Here is the issue. When church comes from a can, it is a homogenized product. It ceases to flow from the character of the people and the power of the moment. It no longer rides up and down with the community that has gathered to worship. Recorded music must, by its nature, be bound to another time and a different context.
And reproducing that recorded song exactly is no more filled with the vibrance of the moment than just playing with the recording. There is no feel, not connection, no novelty to the moment.
Did I say “novelty”? Yes, I did. When the psalmist sings about his “new song” (Ps 33, 40, 96, 98, 144, 149), he is not talking about new content or even a new chord he learned lately. He is addressing the reality that every gathering of God’s people is unique and new. The Church is a living organism, a community of the Spirit. Every moment of our worship is new; and it will never happen again.
That does not mean we shouldn’t practice or become proficient; but it does mean that we should not marry ourselves to any form of worship that is a “product” to be used rather than as a platform which can flex as needed.
Where is the opportunity for the Church to express itself?
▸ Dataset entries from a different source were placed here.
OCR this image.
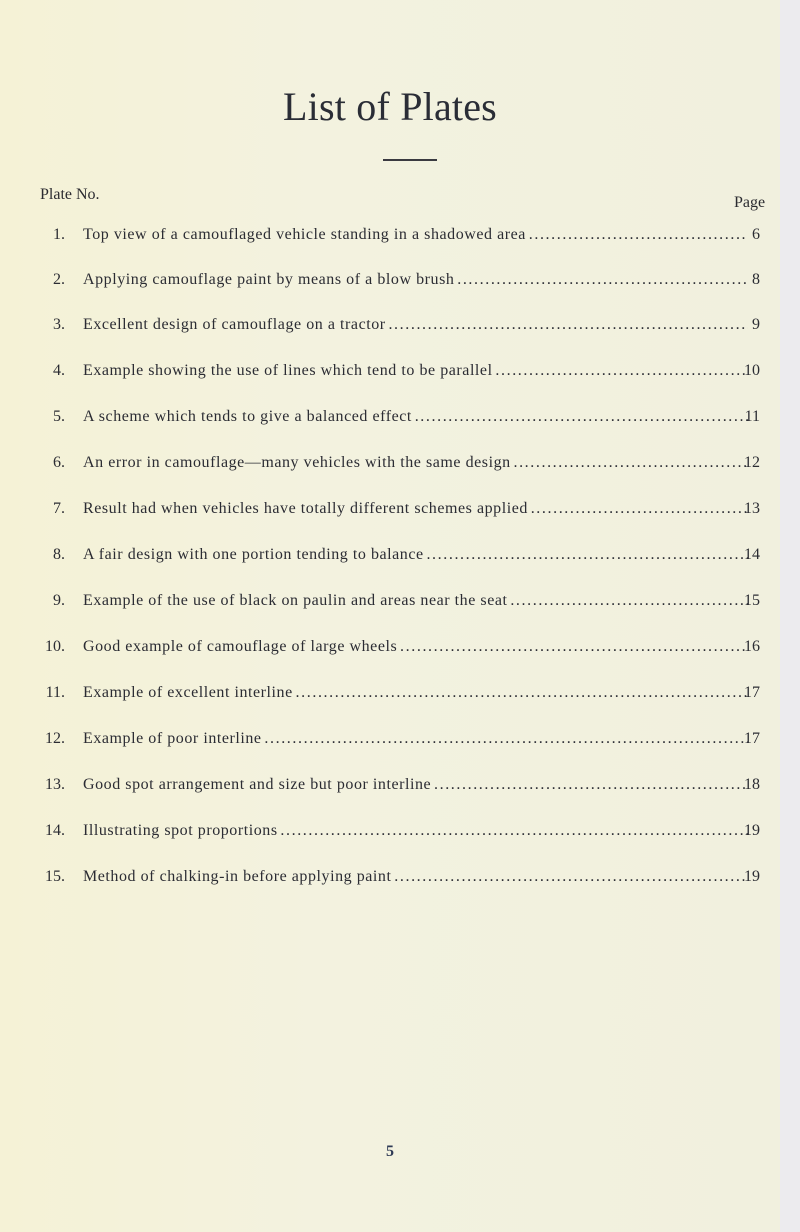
List of Plates
Plate No.	Page
1. Top view of a camouflaged vehicle standing in a shadowed area . . .	6
2. Applying camouflage paint by means of a blow brush . . .	8
3. Excellent design of camouflage on a tractor . . .	9
4. Example showing the use of lines which tend to be parallel . . .	10
5. A scheme which tends to give a balanced effect . . .	11
6. An error in camouflage—many vehicles with the same design . . .	12
7. Result had when vehicles have totally different schemes applied . . .	13
8. A fair design with one portion tending to balance . . .	14
9. Example of the use of black on paulin and areas near the seat . . .	15
10. Good example of camouflage of large wheels . . .	16
11. Example of excellent interline . . .	17
12. Example of poor interline . . .	17
13. Good spot arrangement and size but poor interline . . .	18
14. Illustrating spot proportions . . .	19
15. Method of chalking-in before applying paint . . .	19
5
Where is the room for the congregation to join in? Why do we have to consume something already produced instead of engaging with something being created at this moment? Which is more in harmony with the nature and character of God?
I can’t judge the motives of those who go for the canned church thing. I’m sure they have their own reasons. For me, I don’t want church in a can. It might require a lot less of us than having to bake it new every time; but anything from a can lacks character and vibrance.